États-Unis : un désengagement massif qui redessine les relations avec l’Afrique
Washington amorce un tournant diplomatique d’ampleur. Une décision présidentielle officialise le retrait des États-Unis de dizaines de cadres internationaux, un choix qui touche directement plusieurs structures actives sur le continent africain et au sein du système multilatéral.
Par une directive signée début janvier, le président américain a enclenché une sortie rapide de 66 organisations, accords et conventions internationales, estimés incompatibles avec les priorités stratégiques nationales. Les administrations et agences fédérales concernées ont été invitées à appliquer cette mesure sans délai.
Dans le périmètre onusien, plusieurs organes liés à l’Afrique figurent parmi les entités concernées. C’est notamment le cas de la Commission économique pour l’Afrique, du Bureau du conseiller spécial des Nations Unies pour l’Afrique, ainsi que du Forum permanent consacré aux personnes d’ascendance africaine.
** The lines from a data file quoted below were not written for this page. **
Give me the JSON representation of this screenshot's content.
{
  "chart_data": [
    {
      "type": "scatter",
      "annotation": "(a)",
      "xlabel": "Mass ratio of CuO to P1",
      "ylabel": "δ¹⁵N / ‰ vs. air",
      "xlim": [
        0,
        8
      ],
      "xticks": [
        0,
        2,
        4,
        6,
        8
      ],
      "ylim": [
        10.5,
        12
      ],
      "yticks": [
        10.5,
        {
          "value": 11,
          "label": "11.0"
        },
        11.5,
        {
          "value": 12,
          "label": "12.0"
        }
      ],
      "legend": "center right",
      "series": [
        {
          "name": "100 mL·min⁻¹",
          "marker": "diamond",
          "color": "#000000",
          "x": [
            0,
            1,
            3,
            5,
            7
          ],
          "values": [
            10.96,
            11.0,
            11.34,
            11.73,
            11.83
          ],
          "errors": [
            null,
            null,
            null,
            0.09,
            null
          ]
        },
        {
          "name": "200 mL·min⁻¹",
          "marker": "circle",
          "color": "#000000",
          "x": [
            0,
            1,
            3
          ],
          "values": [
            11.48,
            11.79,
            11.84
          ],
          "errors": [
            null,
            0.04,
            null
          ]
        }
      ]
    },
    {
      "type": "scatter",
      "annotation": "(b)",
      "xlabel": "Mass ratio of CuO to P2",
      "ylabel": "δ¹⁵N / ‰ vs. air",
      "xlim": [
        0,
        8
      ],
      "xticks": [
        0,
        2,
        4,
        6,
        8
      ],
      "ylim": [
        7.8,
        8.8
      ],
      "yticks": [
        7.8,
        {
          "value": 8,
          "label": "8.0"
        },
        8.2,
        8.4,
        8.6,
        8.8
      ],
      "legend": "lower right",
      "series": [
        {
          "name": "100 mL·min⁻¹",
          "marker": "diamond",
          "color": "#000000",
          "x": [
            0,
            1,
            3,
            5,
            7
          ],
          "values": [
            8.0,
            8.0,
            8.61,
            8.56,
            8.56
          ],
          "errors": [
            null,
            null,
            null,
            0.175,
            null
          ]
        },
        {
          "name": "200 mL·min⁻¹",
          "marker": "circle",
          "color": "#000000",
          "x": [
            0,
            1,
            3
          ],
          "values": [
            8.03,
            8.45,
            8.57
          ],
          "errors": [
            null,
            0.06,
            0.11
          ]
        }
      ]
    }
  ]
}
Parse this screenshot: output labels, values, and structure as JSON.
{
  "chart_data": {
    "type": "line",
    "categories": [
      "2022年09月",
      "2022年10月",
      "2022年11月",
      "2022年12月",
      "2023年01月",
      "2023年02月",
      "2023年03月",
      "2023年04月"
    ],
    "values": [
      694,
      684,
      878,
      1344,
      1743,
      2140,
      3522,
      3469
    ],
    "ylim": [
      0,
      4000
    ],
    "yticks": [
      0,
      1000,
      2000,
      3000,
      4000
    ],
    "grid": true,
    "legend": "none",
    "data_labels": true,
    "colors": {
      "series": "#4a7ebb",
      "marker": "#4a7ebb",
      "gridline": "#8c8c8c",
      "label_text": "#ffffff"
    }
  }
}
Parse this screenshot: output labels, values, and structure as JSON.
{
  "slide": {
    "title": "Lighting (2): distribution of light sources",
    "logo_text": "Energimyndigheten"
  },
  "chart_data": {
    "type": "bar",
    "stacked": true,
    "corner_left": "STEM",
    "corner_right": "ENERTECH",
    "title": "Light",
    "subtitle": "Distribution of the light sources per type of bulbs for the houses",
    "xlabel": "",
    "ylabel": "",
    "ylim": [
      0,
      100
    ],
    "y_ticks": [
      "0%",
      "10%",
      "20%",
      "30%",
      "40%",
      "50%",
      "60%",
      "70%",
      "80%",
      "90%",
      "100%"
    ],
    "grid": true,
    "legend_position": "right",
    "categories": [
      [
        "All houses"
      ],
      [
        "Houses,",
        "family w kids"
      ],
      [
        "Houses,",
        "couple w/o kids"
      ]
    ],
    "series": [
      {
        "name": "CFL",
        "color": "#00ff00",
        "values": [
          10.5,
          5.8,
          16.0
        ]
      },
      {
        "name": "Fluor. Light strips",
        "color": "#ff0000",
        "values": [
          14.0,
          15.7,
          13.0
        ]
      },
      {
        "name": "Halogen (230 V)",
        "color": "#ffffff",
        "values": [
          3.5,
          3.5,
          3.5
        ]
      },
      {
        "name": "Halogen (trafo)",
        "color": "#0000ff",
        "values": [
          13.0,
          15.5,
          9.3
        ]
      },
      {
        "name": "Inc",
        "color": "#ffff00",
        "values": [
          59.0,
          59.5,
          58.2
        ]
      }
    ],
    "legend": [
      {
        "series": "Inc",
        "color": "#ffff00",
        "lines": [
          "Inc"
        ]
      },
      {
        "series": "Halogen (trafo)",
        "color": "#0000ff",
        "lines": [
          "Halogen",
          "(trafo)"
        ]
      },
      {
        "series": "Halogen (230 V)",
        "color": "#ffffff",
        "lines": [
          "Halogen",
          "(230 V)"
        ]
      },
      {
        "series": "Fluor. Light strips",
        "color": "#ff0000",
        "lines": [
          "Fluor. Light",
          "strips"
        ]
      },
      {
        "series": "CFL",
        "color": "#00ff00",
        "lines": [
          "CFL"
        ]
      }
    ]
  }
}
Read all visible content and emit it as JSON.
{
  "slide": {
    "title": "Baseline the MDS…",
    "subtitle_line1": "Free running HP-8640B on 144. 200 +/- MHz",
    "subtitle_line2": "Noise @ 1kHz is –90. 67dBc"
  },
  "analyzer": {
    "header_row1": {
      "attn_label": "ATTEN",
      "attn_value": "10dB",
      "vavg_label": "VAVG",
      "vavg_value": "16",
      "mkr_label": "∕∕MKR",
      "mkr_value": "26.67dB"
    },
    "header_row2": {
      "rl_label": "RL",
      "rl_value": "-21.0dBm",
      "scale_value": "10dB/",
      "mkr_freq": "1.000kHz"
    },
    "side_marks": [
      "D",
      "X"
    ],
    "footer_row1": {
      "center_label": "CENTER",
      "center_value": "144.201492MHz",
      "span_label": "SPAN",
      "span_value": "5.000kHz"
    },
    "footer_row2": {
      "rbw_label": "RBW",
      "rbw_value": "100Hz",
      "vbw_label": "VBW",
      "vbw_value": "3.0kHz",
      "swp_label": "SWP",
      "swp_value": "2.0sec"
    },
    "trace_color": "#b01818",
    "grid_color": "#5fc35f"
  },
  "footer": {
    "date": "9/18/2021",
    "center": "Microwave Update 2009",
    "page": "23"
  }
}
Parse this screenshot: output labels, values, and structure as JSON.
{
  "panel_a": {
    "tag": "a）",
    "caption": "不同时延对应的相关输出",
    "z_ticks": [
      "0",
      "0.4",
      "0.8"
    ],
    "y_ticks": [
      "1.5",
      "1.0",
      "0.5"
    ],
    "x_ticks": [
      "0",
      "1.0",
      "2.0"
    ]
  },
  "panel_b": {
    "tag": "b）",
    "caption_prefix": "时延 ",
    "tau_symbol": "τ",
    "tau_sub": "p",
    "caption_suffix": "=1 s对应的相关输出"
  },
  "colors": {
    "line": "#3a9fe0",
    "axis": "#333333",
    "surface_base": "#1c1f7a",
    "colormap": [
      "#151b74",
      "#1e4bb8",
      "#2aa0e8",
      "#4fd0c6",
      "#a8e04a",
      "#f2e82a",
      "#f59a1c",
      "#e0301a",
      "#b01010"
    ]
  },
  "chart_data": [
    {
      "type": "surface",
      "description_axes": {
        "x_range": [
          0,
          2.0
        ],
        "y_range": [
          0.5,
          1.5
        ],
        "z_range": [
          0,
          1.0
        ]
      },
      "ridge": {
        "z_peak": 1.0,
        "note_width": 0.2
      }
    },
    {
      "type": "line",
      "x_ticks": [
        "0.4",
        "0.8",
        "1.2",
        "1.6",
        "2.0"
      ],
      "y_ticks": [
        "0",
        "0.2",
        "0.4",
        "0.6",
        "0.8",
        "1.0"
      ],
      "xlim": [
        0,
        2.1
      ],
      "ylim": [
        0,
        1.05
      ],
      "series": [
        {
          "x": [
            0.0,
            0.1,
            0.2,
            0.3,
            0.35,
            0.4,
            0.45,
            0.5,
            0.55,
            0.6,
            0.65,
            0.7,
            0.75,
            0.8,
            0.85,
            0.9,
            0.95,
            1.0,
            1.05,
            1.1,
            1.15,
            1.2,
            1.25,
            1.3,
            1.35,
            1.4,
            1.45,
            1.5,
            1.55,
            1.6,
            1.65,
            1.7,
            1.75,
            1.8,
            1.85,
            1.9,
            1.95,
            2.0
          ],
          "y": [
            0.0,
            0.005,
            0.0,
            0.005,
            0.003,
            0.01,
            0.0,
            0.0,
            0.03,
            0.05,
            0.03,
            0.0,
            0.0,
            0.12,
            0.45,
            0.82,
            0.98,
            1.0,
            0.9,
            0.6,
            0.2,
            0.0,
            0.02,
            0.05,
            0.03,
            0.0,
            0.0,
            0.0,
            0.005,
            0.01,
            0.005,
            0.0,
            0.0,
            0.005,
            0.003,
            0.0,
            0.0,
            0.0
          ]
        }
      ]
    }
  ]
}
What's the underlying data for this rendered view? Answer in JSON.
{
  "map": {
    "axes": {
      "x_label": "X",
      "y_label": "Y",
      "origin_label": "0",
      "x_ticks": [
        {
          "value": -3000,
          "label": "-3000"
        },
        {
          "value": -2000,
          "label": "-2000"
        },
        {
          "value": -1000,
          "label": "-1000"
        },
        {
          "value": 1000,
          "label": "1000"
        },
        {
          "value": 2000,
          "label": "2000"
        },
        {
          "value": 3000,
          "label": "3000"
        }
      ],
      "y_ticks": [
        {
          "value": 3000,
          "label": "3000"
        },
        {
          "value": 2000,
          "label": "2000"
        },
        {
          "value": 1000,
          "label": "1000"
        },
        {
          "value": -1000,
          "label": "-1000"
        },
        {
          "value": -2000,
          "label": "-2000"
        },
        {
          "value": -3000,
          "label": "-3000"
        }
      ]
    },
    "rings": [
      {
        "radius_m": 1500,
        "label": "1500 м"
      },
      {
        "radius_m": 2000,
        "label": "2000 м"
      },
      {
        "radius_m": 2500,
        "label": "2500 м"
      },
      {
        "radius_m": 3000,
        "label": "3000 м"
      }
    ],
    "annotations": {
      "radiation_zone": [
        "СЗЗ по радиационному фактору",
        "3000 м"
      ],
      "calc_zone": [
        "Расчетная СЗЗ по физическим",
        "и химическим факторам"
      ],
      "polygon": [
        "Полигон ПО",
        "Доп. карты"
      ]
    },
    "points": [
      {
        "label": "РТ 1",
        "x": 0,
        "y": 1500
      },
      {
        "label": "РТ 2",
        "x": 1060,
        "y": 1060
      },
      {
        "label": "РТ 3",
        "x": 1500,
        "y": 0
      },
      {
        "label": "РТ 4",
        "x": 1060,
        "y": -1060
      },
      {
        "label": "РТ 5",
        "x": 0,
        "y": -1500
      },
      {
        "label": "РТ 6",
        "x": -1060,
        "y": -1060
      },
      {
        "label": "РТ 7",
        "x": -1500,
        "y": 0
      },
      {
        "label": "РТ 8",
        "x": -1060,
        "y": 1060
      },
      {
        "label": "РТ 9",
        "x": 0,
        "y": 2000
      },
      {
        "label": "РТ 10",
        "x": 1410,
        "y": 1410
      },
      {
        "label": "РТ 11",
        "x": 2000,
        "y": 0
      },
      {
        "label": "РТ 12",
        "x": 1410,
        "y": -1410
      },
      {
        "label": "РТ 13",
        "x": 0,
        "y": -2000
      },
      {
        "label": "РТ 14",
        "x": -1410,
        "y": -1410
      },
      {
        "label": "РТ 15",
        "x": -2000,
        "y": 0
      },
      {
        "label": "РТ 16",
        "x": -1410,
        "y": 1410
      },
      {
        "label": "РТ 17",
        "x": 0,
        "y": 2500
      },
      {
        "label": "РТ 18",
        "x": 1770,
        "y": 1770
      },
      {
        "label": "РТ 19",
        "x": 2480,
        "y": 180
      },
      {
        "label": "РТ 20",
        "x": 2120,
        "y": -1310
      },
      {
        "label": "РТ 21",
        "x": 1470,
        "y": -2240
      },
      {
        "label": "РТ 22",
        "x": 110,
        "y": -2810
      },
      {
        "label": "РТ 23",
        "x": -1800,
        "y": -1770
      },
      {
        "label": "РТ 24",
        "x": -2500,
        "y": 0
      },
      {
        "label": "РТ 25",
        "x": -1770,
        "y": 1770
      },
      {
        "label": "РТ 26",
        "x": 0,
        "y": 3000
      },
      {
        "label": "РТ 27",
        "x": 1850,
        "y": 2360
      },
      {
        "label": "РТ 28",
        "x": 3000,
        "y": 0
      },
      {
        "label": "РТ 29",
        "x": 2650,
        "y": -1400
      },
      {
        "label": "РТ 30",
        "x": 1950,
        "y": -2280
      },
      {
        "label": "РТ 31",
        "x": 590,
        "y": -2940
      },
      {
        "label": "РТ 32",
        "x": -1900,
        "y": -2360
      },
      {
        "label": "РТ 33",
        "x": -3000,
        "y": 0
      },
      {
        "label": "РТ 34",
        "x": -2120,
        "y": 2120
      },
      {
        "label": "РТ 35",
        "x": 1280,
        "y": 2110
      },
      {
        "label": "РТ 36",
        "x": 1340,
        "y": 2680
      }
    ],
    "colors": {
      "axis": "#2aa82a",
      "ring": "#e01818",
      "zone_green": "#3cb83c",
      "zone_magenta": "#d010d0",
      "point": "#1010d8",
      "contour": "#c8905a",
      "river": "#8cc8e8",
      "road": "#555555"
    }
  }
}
Ce retrait marque un recul notable de l’implication américaine dans les mécanismes institutionnels dédiés aux enjeux africains.
Cette orientation découle d’un vaste audit conduit par le département d’État, conformément à un décret présidentiel antérieur demandant une évaluation complète des engagements internationaux des États-Unis. L’objectif affiché : identifier les cadres jugés coûteux, inefficaces ou contraires aux intérêts nationaux.
Au-delà des agences onusiennes, la décision englobe également des organisations internationales indépendantes. Parmi elles figurent des institutions majeures dans les domaines du climat, de l’énergie, de l’environnement et des migrations, telles que le GIEC, l’IRENA, l’UICN ou encore le Forum mondial sur la migration et le développement.
Au total, plus d’une trentaine d’organismes relevant directement des Nations Unies sont affectés, incluant des structures clés œuvrant sur les questions climatiques, le commerce international, les droits des femmes et la démographie. Ce retrait pourrait avoir des répercussions significatives sur les équilibres financiers et politiques de ces institutions.
Le document présidentiel souligne enfin que l’examen des engagements internationaux américains n’est pas clos. D’autres recommandations sont encore à l’étude, laissant entrevoir la possibilité de nouvelles sorties. Le secrétaire d’État est chargé de coordonner la mise en œuvre de cette décision et de transmettre les instructions nécessaires aux différentes administrations.
Ce désengagement massif confirme une inflexion durable de la politique étrangère américaine, avec des conséquences potentielles sur la coopération internationale, notamment en Afrique, où l’influence et l’appui de Washington demeuraient jusqu’ici structurants.